Did anyone go? I so wish I had been able to go if only to meet the people manning the GRR booth.


----------



## Luci (May 26, 2009)

We went and took the pup! It was really crowded, with a lot of little dogs on flexi-leashes going every which way and one dog was pretty intent on making Lucy "his".... that part was not so good. 

But we got some decent deals (a smoochy poochy water collar, some treats 3 big things for $5, a couple of bandana's for $1 a peice and some Fromm treats that Lucy just LOVES). Lucy also thought the Purina agility was pretty cool. She thought that fountain swimming would be a good idea, but Mom and Dad said no. We had just given her a bath this morning and wanted that to last for a little while. 

Overall an interesting day. Would I go again and take my pup? Maybe. Would I go again? Probably. 

We saw quite a few goldens, some other interesting breeds, A LOT Of chihauha's (sp?) and little dogs. I still find it funny how a golden is like a magnet for other goldens... they just seem to find each other!


----------



## esSJay (Apr 13, 2009)

I was debating heading down for a bit (without Mols) but I ended up grocery shopping for 3 HOURS?! Not sure how that happened... and by the time I got home and put it all away, it was 4:00 and I still had to cut the grass! Booooo. 
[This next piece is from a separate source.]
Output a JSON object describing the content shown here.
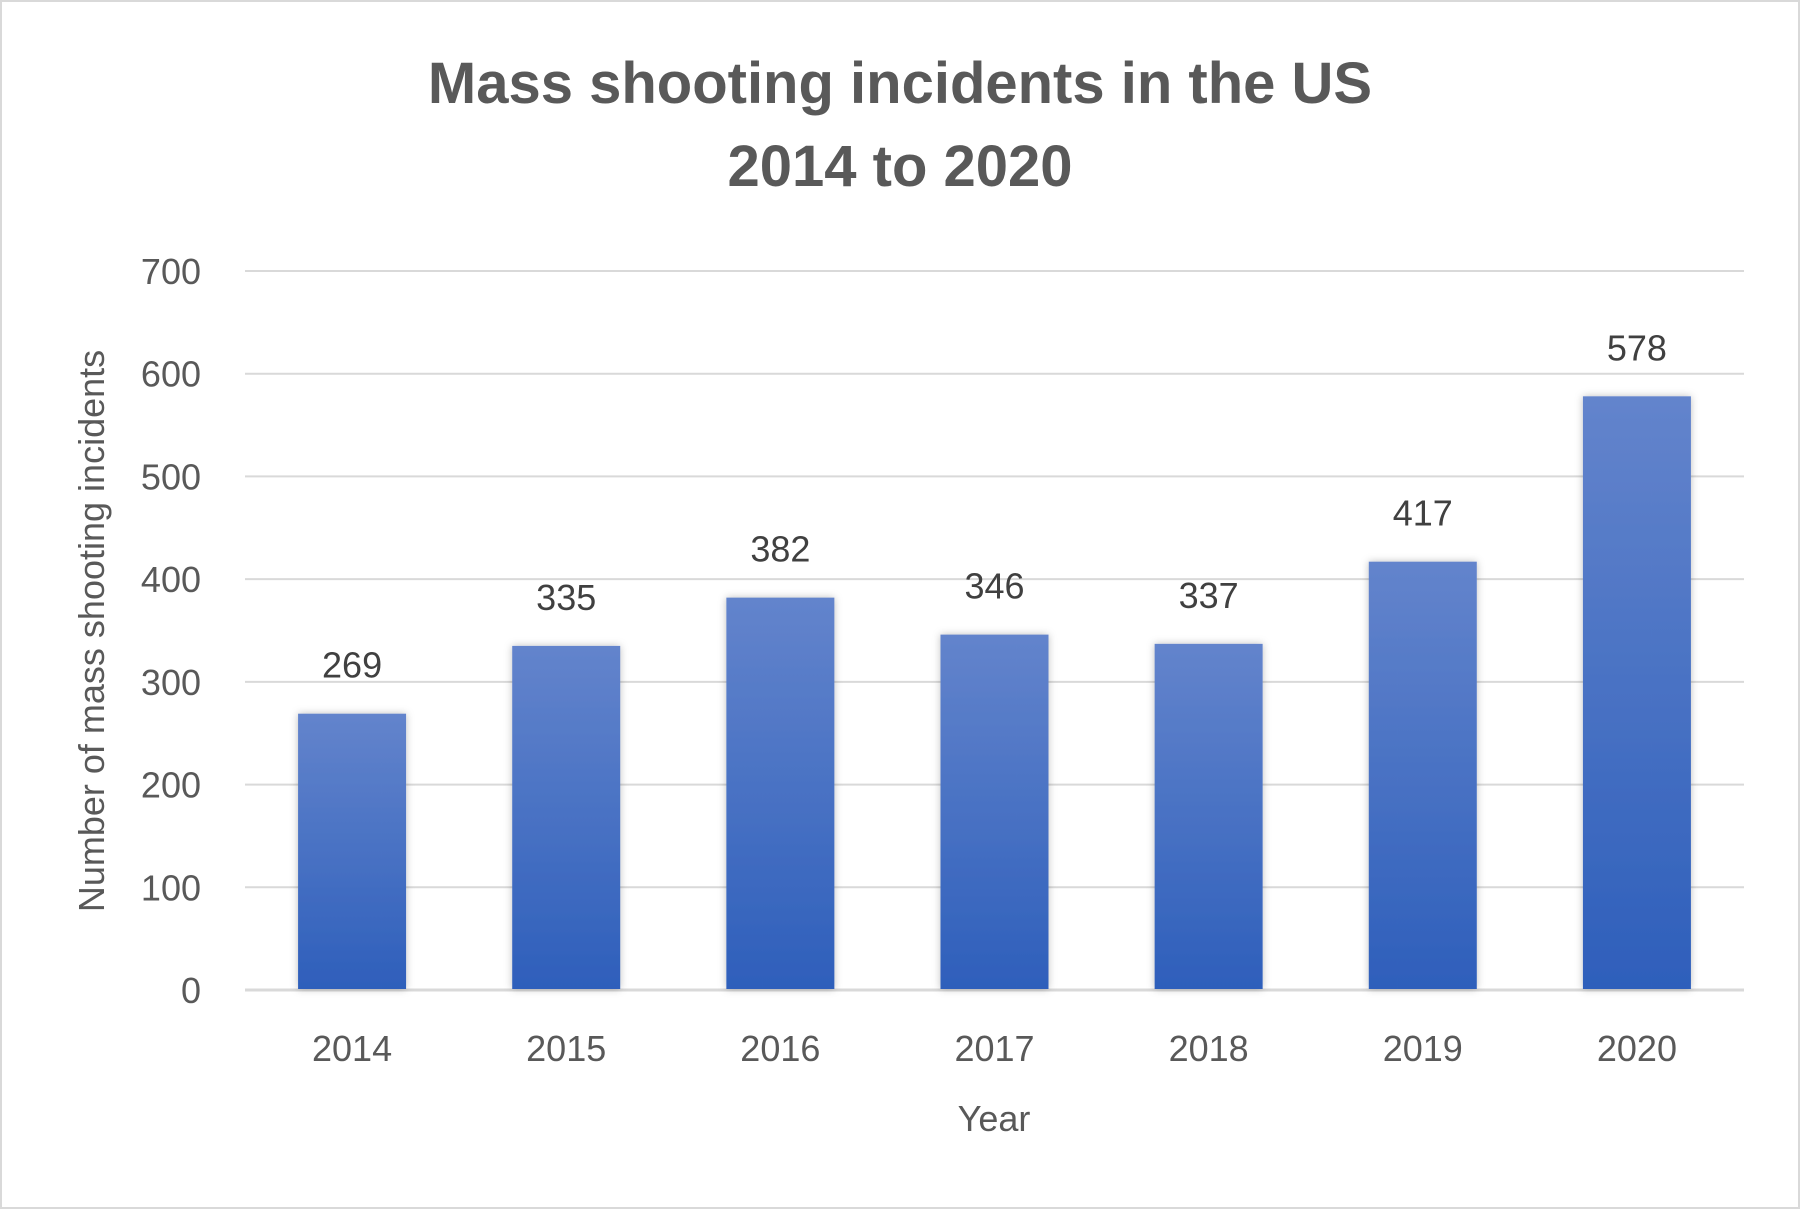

Glad that you guys had a good time... I had anticipated that the festival would be filled with too many puny little dogs, but I wanted to go check out the vendors and stuff!


----------



## Kwk (Nov 1, 2009)

We went as well and brought Skye along too. I think we had a similar experience to Luci. Very crowded with lots of little dogs but we saw quite a few goldens as well. 

I was a little disappointed as a there were a couple of things I was hoping to pick up but didn't find. Other then that though it was good and Skye got lots of free treat samples which of course lead to us buying her a bunch of treats. I would say our best score was from the earthbath booth where we picked up a whole bunch of free shampoo samples and grooming wipes. They also had the bottles of shampoo and spray for close to 50% off what it goes for in stores.


----------